天丼のこと

子供の頃「てんぷら」といえば、かき揚のことだった。にんじんとごぼうの、時には玉ねぎの、かき揚げ。衣がやや重たくてべチャットしてた、かき揚げ。
「今日は天ぷらそばだよ」と母が言うと、そのかき揚げののったそばが出てくる。白いご飯のおかずとして単品で出てくることもあった。
はっきり言って、全然好きじゃなかった。

母はあまり家で揚げ物をしなかった(おぼろげな記憶によると、油の処理について母には何かしらの思想があったのだったと思う)ので、おそらくスーパーで売られているかき揚げだったのだろう。
ホントに全然、好きじゃなかった。

ドラえもん」でのび太が天丼に大喜びしているのを読んで、
のび太ってば渋い趣味だのう」
と思っていた。海老天の存在はまったく知らなかったし想像もつかなかった。

月日は過ぎ私は大人になり、天ぷらにはいろいろな種類があると知った。天丼で喜ぶ気持ちもわかった。
そして、かき揚げも好きになった。今だったら、子供の頃のあのかき揚げに、私は大喜びして食らいつくだろう。なんなら、すべての天ぷらの中でもかき揚げが一番好きかも。まあ、かき揚げの具にもいろいろあるが。なんかこう、具がこまごまごたごたになってひとつになってるのが贅沢で嬉しい。

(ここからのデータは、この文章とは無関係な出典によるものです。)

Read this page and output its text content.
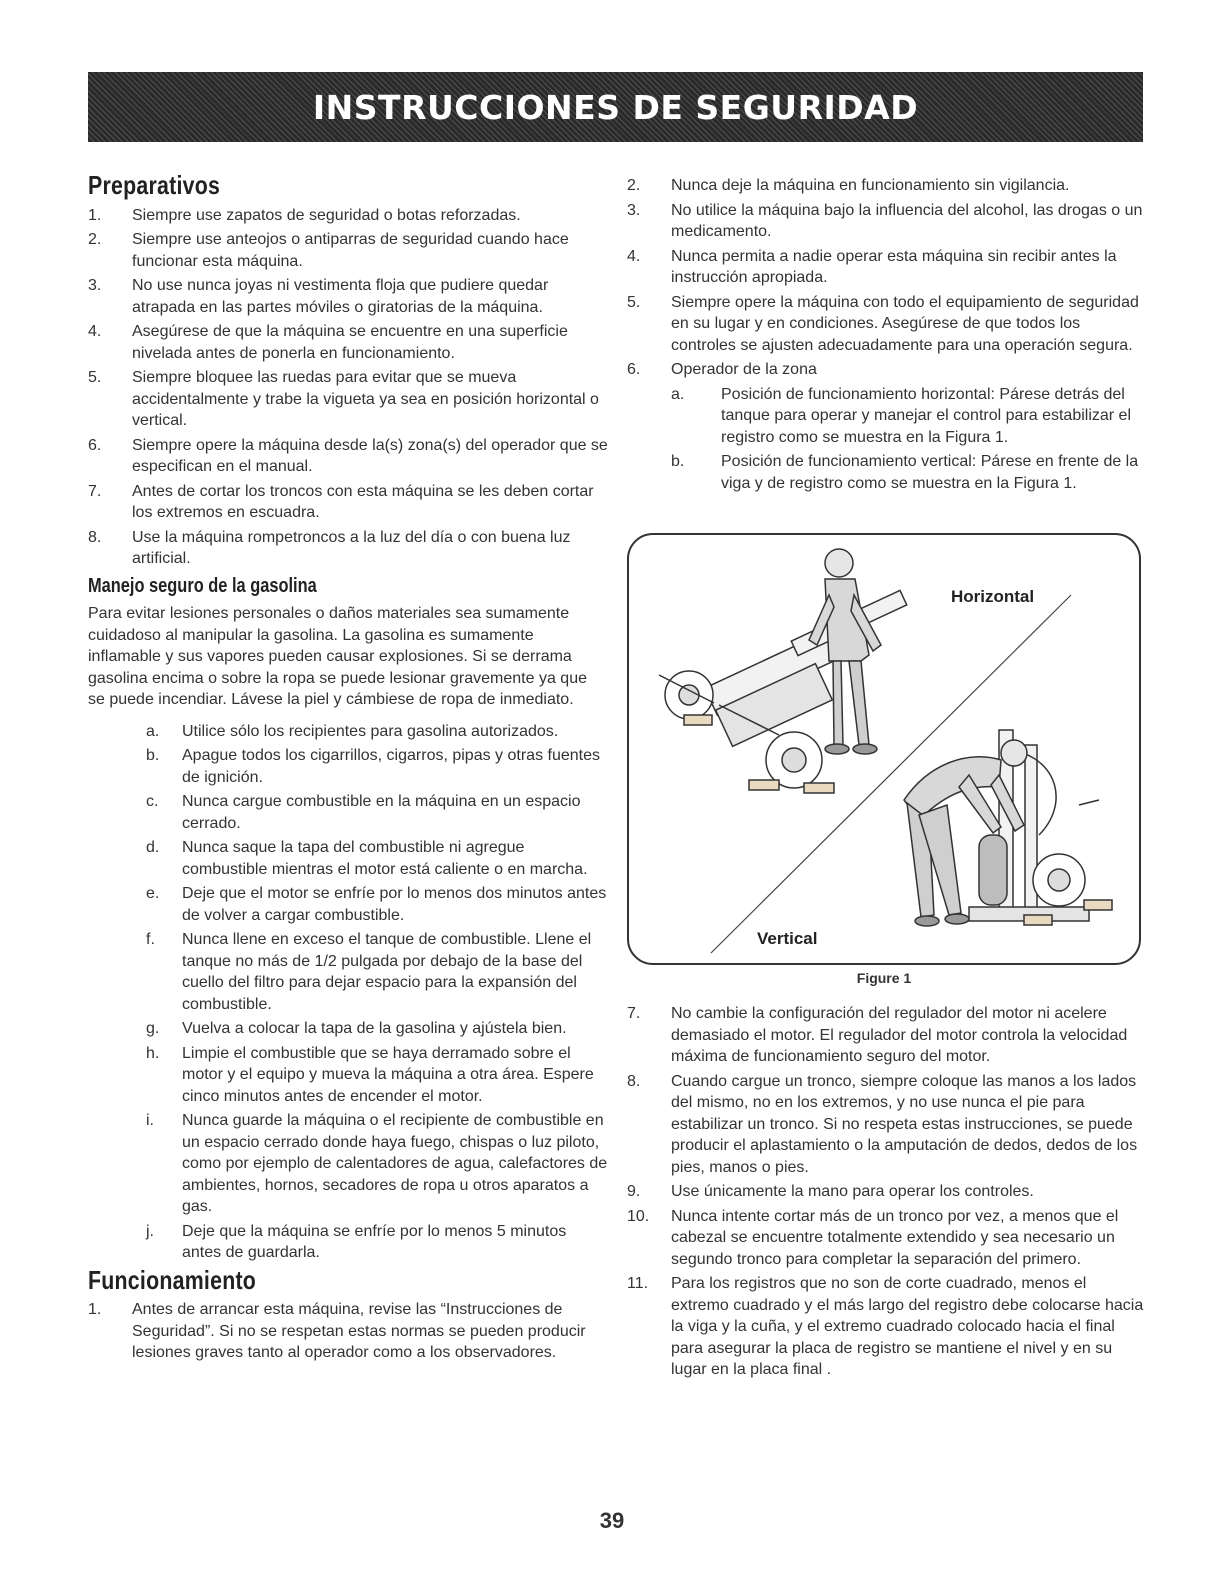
INSTRUCCIONES DE SEGURIDAD
Preparativos
1.	Siempre use zapatos de seguridad o botas reforzadas.
2.	Siempre use anteojos o antiparras de seguridad cuando hace funcionar esta máquina.
3.	No use nunca joyas ni vestimenta floja que pudiere quedar atrapada en las partes móviles o giratorias de la máquina.
4.	Asegúrese de que la máquina se encuentre en una superficie nivelada antes de ponerla en funcionamiento.
5.	Siempre bloquee las ruedas para evitar que se mueva accidentalmente y trabe la vigueta ya sea en posición horizontal o vertical.
6.	Siempre opere la máquina desde la(s) zona(s) del operador que se especifican en el manual.
7.	Antes de cortar los troncos con esta máquina se les deben cortar los extremos en escuadra.
8.	Use la máquina rompetroncos a la luz del día o con buena luz artificial.
Manejo seguro de la gasolina

Para evitar lesiones personales o daños materiales sea sumamente cuidadoso al manipular la gasolina. La gasolina es sumamente inflamable y sus vapores pueden causar explosiones. Si se derrama gasolina encima o sobre la ropa se puede lesionar gravemente ya que se puede incendiar. Lávese la piel y cámbiese de ropa de inmediato.

a.	Utilice sólo los recipientes para gasolina autorizados.
b.	Apague todos los cigarrillos, cigarros, pipas y otras fuentes de ignición.
c.	Nunca cargue combustible en la máquina en un espacio cerrado.
d.	Nunca saque la tapa del combustible ni agregue combustible mientras el motor está caliente o en marcha.
e.	Deje que el motor se enfríe por lo menos dos minutos antes de volver a cargar combustible.
f.	Nunca llene en exceso el tanque de combustible. Llene el tanque no más de 1/2 pulgada por debajo de la base del cuello del filtro para dejar espacio para la expansión del combustible.
g.	Vuelva a colocar la tapa de la gasolina y ajústela bien.
h.	Limpie el combustible que se haya derramado sobre el motor y el equipo y mueva la máquina a otra área. Espere cinco minutos antes de encender el motor.
i.	Nunca guarde la máquina o el recipiente de combustible en un espacio cerrado donde haya fuego, chispas o luz piloto, como por ejemplo de calentadores de agua, calefactores de ambientes, hornos, secadores de ropa u otros aparatos a gas.
j.	Deje que la máquina se enfríe por lo menos 5 minutos antes de guardarla.
Funcionamiento
1.	Antes de arrancar esta máquina, revise las “Instrucciones de Seguridad”. Si no se respetan estas normas se pueden producir lesiones graves tanto al operador como a los observadores.
2.	Nunca deje la máquina en funcionamiento sin vigilancia.
3.	No utilice la máquina bajo la influencia del alcohol, las drogas o un medicamento.
4.	Nunca permita a nadie operar esta máquina sin recibir antes la instrucción apropiada.
5.	Siempre opere la máquina con todo el equipamiento de seguridad en su lugar y en condiciones. Asegúrese de que todos los controles se ajusten adecuadamente para una operación segura.
6.	Operador de la zona
a.	Posición de funcionamiento horizontal: Párese detrás del tanque para operar y manejar el control para estabilizar el registro como se muestra en la Figura 1.
b.	Posición de funcionamiento vertical: Párese en frente de la viga y de registro como se muestra en la Figura 1.
Horizontal
Vertical
Figure 1
7.	No cambie la configuración del regulador del motor ni acelere demasiado el motor. El regulador del motor controla la velocidad máxima de funcionamiento seguro del motor.
8.	Cuando cargue un tronco, siempre coloque las manos a los lados del mismo, no en los extremos, y no use nunca el pie para estabilizar un tronco. Si no respeta estas instrucciones, se puede producir el aplastamiento o la amputación de dedos, dedos de los pies, manos o pies.
9.	Use únicamente la mano para operar los controles.
10.	Nunca intente cortar más de un tronco por vez, a menos que el cabezal se encuentre totalmente extendido y sea necesario un segundo tronco para completar la separación del primero.
11.	Para los registros que no son de corte cuadrado, menos el extremo cuadrado y el más largo del registro debe colocarse hacia la viga y la cuña, y el extremo cuadrado colocado hacia el final para asegurar la placa de registro se mantiene el nivel y en su lugar en la placa final .
39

ところでさっき天丼チェーンの店で天丼を食べてたら、隣にいた小学校低学年くらいの男の子とそのお父さんが話しているのが聞こえてきて、男の子が
「クラスの女子にいつも喧嘩で負けている」的なことを言うのに対してお父さんが
「お前は男のくせに女の子に負けててどうするのだ」
と叱っていた。
そういう教育法ってどうなのよ。
平和主義に育てるも、喧嘩上等に育てるも(しかしそれなら喧嘩の仕方まで教えたいところだ。人生の先輩としては)自由だが、勝ち負け論に男女の差別を持ち込むのは危ない刷り込なのでやめていただきたい。
大体、何をもってして自分の子が男で相手の子が女だと断定できるのか。
そこら辺を定義付けするよりも、性差別を撤廃するほうがよっぽどシンプルで早道だと思うんだが。今できる範囲からでもいいからさ。

今日は野菜天丼にイカ天追加。中盤までは非常に幸せだったが、食べきる頃にはやや不幸に。ご飯を減らすべきだったか。はたまたタレを減らすべきだったか。あるいは思い切って野菜天定食にしてあっさり食すべきだったか。うーん、飽食。

こないだ蕎麦屋で食べた天ぷらそば、旨かったなあ。ああ、飽食。